Club captain Andy Graham? He didn't miss a single minute and was named in the team of the season despite having been previously released by teams who felt they needed something else.

Neil Parry, Scott Taggart, Jon Robertson, Kevin Cawley – the list goes on. But, where other managers had doubted them, Goodwin always believed they had what it takes.

So when Championship survival was secured on the last day of the season with a draw at Ayr, it's little wonder the Irishman revelled in the achievement.

Goodwin continued: "Look at the likes of Andy Graham, Trouts, and Neil Parry and these are guys who had so many doubts behind them. They were out to prove themselves from the start.

"Teams who had written us off and the boys off quickly found out we meant business.

"When we look back over the season, we were very rarely outmatched or outplayed. Maybe one time down in Ayr on a Tuesday night.

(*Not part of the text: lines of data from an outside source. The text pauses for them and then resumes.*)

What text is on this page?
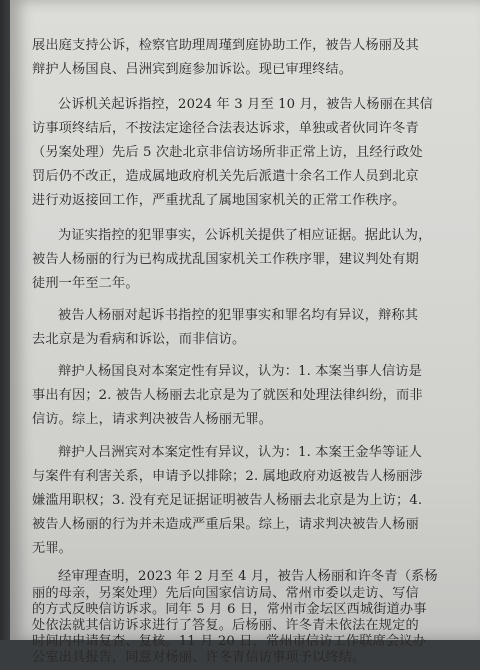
展出庭支持公诉，检察官助理周瑾到庭协助工作，被告人杨丽及其
辩护人杨国良、吕洲宾到庭参加诉讼。现已审理终结。
公诉机关起诉指控，2024 年 3 月至 10 月，被告人杨丽在其信
访事项终结后，不按法定途径合法表达诉求，单独或者伙同许冬青
（另案处理）先后 5 次赴北京非信访场所非正常上访，且经行政处
罚后仍不改正，造成属地政府机关先后派遣十余名工作人员到北京
进行劝返接回工作，严重扰乱了属地国家机关的正常工作秩序。
为证实指控的犯罪事实，公诉机关提供了相应证据。据此认为，
被告人杨丽的行为已构成扰乱国家机关工作秩序罪，建议判处有期
徒刑一年至二年。
被告人杨丽对起诉书指控的犯罪事实和罪名均有异议，辩称其
去北京是为看病和诉讼，而非信访。
辩护人杨国良对本案定性有异议，认为：1. 本案当事人信访是
事出有因；2. 被告人杨丽去北京是为了就医和处理法律纠纷，而非
信访。综上，请求判决被告人杨丽无罪。
辩护人吕洲宾对本案定性有异议，认为：1. 本案王金华等证人
与案件有利害关系，申请予以排除；2. 属地政府劝返被告人杨丽涉
嫌滥用职权；3. 没有充足证据证明被告人杨丽去北京是为上访；4.
被告人杨丽的行为并未造成严重后果。综上，请求判决被告人杨丽
无罪。
经审理查明，2023 年 2 月至 4 月，被告人杨丽和许冬青（系杨
丽的母亲，另案处理）先后向国家信访局、常州市委以走访、写信
的方式反映信访诉求。同年 5 月 6 日，常州市金坛区西城街道办事
处依法就其信访诉求进行了答复。后杨丽、许冬青未依法在规定的
时间内申请复查、复核。11 月 20 日，常州市信访工作联席会议办
公室出具报告，同意对杨丽、许冬青信访事项予以终结。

"I've said it so many times, but the players really should be proud of everything they have achieved.

"It is down to their character and down to the players wanting to prove people wrong.

"Whenever I am signing players, I have always been really big on getting to know the person and what kind of character they are.

"I always make sure to meet them for a coffee and a chat and get to know them.

"Are they the right kind of person who is going to adapt to the dressing room and the values we hold?

"I want guys who will run through brick walls for the cause and I know I have that at Alloa."

The question on the lips of everyone supporting the Wasps remains; will Jim Goodwin be taking his place in the Wee County dugout next season beside trusty lieutenants Lee Sharpe and Paddy Connolly?

It's one he's likely to be asked on a daily basis from now until mid-July.

"If I am at Alloa next season, I will be delighted," Goodwin said. "But I am not going to lie and I am a man with ambitions.

"The chairman (Mike Mulraney) has been fantastic with me from the start and in many ways he is now the one banging the drum for me to move onto bigger and better things.

"But I love it here and I have already started to prepare for pre-season and to build upon survival."